Above the entrance to the Bank of New Zealand on Hastings Street and
the Ministry of Transport building on the corner of Tennyson Street
and Church Lane are two distinctive Maori designs. The fern frond pattern
symbolizes nature and new growth and the zigzag design represents sea
waves.
The Telecom building on Dickens Street was formerly the Post Office.
Completed only weeks before the earthquake it was gutted by fire, which
could have been extinguished, so the story goes, had there been two
buckets of water handy. The upper facade was remodeled in the fifties
and the lower windows altered in 1989.
Probably Napier's finest Art Deco building is the Hotel Central with
its beautiful plasterwork. The tiled steps and pressed metal verandah
ceilings are worth a close look. A good example of 1980s Art Deco is
the UFS Dispensary. It won a New Zealand Institute of Architect's Design
Award in 1985 after being built to replace a Spanish Mission Building.
Any tour of Art Deco Napier should start at the Hawke's Bay Museum on
Marine Parade.
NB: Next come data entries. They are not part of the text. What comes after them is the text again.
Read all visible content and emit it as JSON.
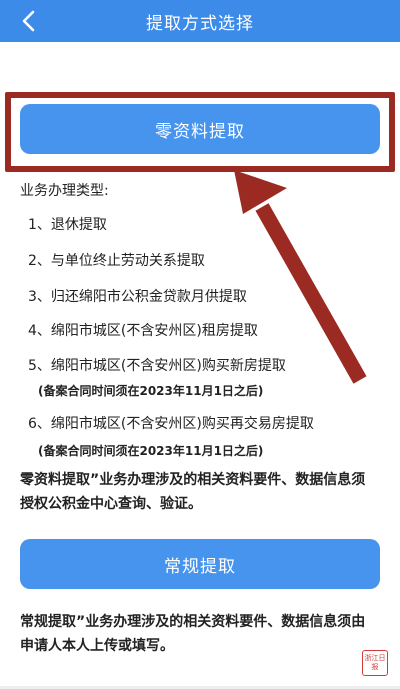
{
  "header": {
    "title": "提取方式选择",
    "background": "#3d8be8"
  },
  "buttons": {
    "zero_docs": "零资料提取",
    "regular": "常规提取"
  },
  "business": {
    "label": "业务办理类型:",
    "items": [
      "1、退休提取",
      "2、与单位终止劳动关系提取",
      "3、归还绵阳市公积金贷款月供提取",
      "4、绵阳市城区(不含安州区)租房提取",
      "5、绵阳市城区(不含安州区)购买新房提取",
      "6、绵阳市城区(不含安州区)购买再交易房提取"
    ],
    "notes": [
      "(备案合同时间须在2023年11月1日之后)",
      "(备案合同时间须在2023年11月1日之后)"
    ]
  },
  "descriptions": {
    "zero_docs": "零资料提取”业务办理涉及的相关资料要件、数据信息须授权公积金中心查询、验证。",
    "regular": "常规提取”业务办理涉及的相关资料要件、数据信息须由申请人本人上传或填写。"
  },
  "watermark": {
    "text": "浙江日报"
  },
  "colors": {
    "button": "#4794ef",
    "highlight": "#9b2a22"
  },
  "icons": {
    "back": "chevron-left-icon",
    "annotation": "arrow-annotation-icon"
  }
}
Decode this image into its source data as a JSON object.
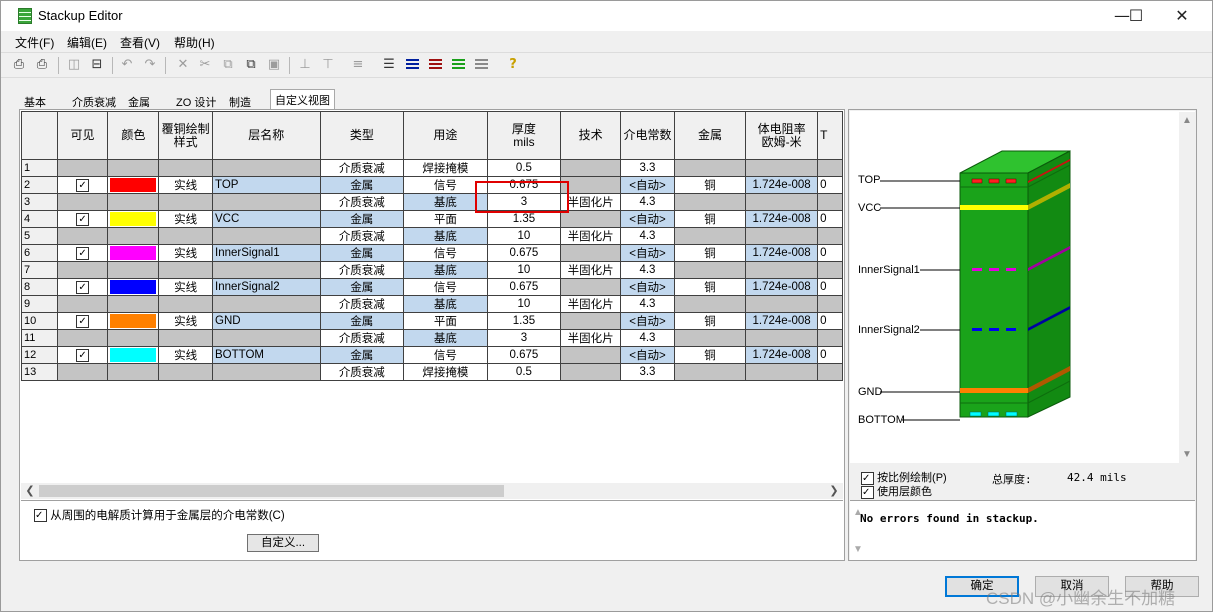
{
  "window": {
    "title": "Stackup Editor",
    "minimize": "—",
    "maximize": "☐",
    "close": "✕"
  },
  "menu": [
    "文件(F)",
    "编辑(E)",
    "查看(V)",
    "帮助(H)"
  ],
  "tabs": [
    "基本",
    "介质衰减",
    "金属",
    "ZO 设计",
    "制造",
    "自定义视图"
  ],
  "active_tab": "自定义视图",
  "grid": {
    "headers": [
      "可见",
      "颜色",
      "覆铜绘制\n样式",
      "层名称",
      "类型",
      "用途",
      "厚度\nmils",
      "技术",
      "介电常数",
      "金属",
      "体电阻率\n欧姆-米",
      "T"
    ],
    "rows": [
      {
        "num": "1",
        "visible": false,
        "color": "",
        "style": "",
        "name": "",
        "type": "介质衰减",
        "usage": "焊接掩模",
        "thickness": "0.5",
        "tech": "",
        "dk": "3.3",
        "metal": "",
        "resist": "",
        "extra": ""
      },
      {
        "num": "2",
        "visible": true,
        "color": "#ff0000",
        "style": "实线",
        "name": "TOP",
        "type": "金属",
        "usage": "信号",
        "thickness": "0.675",
        "tech": "",
        "dk": "<自动>",
        "metal": "铜",
        "resist": "1.724e-008",
        "extra": "0"
      },
      {
        "num": "3",
        "visible": false,
        "color": "",
        "style": "",
        "name": "",
        "type": "介质衰减",
        "usage": "基底",
        "thickness": "3",
        "tech": "半固化片",
        "dk": "4.3",
        "metal": "",
        "resist": "",
        "extra": ""
      },
      {
        "num": "4",
        "visible": true,
        "color": "#ffff00",
        "style": "实线",
        "name": "VCC",
        "type": "金属",
        "usage": "平面",
        "thickness": "1.35",
        "tech": "",
        "dk": "<自动>",
        "metal": "铜",
        "resist": "1.724e-008",
        "extra": "0"
      },
      {
        "num": "5",
        "visible": false,
        "color": "",
        "style": "",
        "name": "",
        "type": "介质衰减",
        "usage": "基底",
        "thickness": "10",
        "tech": "半固化片",
        "dk": "4.3",
        "metal": "",
        "resist": "",
        "extra": ""
      },
      {
        "num": "6",
        "visible": true,
        "color": "#ff00ff",
        "style": "实线",
        "name": "InnerSignal1",
        "type": "金属",
        "usage": "信号",
        "thickness": "0.675",
        "tech": "",
        "dk": "<自动>",
        "metal": "铜",
        "resist": "1.724e-008",
        "extra": "0"
      },
      {
        "num": "7",
        "visible": false,
        "color": "",
        "style": "",
        "name": "",
        "type": "介质衰减",
        "usage": "基底",
        "thickness": "10",
        "tech": "半固化片",
        "dk": "4.3",
        "metal": "",
        "resist": "",
        "extra": ""
      },
      {
        "num": "8",
        "visible": true,
        "color": "#0000ff",
        "style": "实线",
        "name": "InnerSignal2",
        "type": "金属",
        "usage": "信号",
        "thickness": "0.675",
        "tech": "",
        "dk": "<自动>",
        "metal": "铜",
        "resist": "1.724e-008",
        "extra": "0"
      },
      {
        "num": "9",
        "visible": false,
        "color": "",
        "style": "",
        "name": "",
        "type": "介质衰减",
        "usage": "基底",
        "thickness": "10",
        "tech": "半固化片",
        "dk": "4.3",
        "metal": "",
        "resist": "",
        "extra": ""
      },
      {
        "num": "10",
        "visible": true,
        "color": "#ff8000",
        "style": "实线",
        "name": "GND",
        "type": "金属",
        "usage": "平面",
        "thickness": "1.35",
        "tech": "",
        "dk": "<自动>",
        "metal": "铜",
        "resist": "1.724e-008",
        "extra": "0"
      },
      {
        "num": "11",
        "visible": false,
        "color": "",
        "style": "",
        "name": "",
        "type": "介质衰减",
        "usage": "基底",
        "thickness": "3",
        "tech": "半固化片",
        "dk": "4.3",
        "metal": "",
        "resist": "",
        "extra": ""
      },
      {
        "num": "12",
        "visible": true,
        "color": "#00ffff",
        "style": "实线",
        "name": "BOTTOM",
        "type": "金属",
        "usage": "信号",
        "thickness": "0.675",
        "tech": "",
        "dk": "<自动>",
        "metal": "铜",
        "resist": "1.724e-008",
        "extra": "0"
      },
      {
        "num": "13",
        "visible": false,
        "color": "",
        "style": "",
        "name": "",
        "type": "介质衰减",
        "usage": "焊接掩模",
        "thickness": "0.5",
        "tech": "",
        "dk": "3.3",
        "metal": "",
        "resist": "",
        "extra": ""
      }
    ]
  },
  "options": {
    "dielectric_option": "从周围的电解质计算用于金属层的介电常数(C)",
    "dielectric_checked": true,
    "custom_button": "自定义..."
  },
  "preview": {
    "layer_labels": [
      "TOP",
      "VCC",
      "InnerSignal1",
      "InnerSignal2",
      "GND",
      "BOTTOM"
    ],
    "scale_draw": "按比例绘制(P)",
    "scale_draw_checked": true,
    "use_layer_color": "使用层颜色",
    "use_layer_color_checked": true,
    "total_thickness_label": "总厚度:",
    "total_thickness_value": "42.4 mils",
    "message": "No errors found in stackup."
  },
  "buttons": {
    "ok": "确定",
    "cancel": "取消",
    "help": "帮助"
  },
  "watermark": "CSDN @小幽余生不加糖",
  "colors": {
    "board_green": "#1a9a1a",
    "highlight": "#e00000",
    "metal_cell": "#c2d8ee",
    "grey_cell": "#c4c4c4"
  }
}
As a backgrounder, first see the 20-minute continuous
audio-visual presentation "The Great Hawke's Bay Earthquake."
Then view the exhibition "Newest City on the Globe" which
includes many examples of Art Deco design.
Napier, with a population of 57,000, is located in the Hawke's Bay area
on the east coast of New Zealand's North Island. It is one of the country's
largest wine and fruit growing regions.

Black
Bridge Estate Winery, Hawkes Bay Photographer:
Chris McLennan (www.cmphoto.co.nz)
|
The
Hawkes Bay wine region excels with classic varietals such
as merlot, cabernet sauvignon, chardonnay and syrah. The local
alluvial soils are ideally suited to grape growing, as is the
Mediterranean-style climate. Many of the wineries welcome visitors
for tasting and cellar door sales wine trail maps make
it easy to find your way around.
|
The
city is 420 kilometers (250 miles) southeast of Auckland. Allow seven
to eight hours driving time. Napier is also served from Auckland and
other New Zealand cities by Air New Zealand.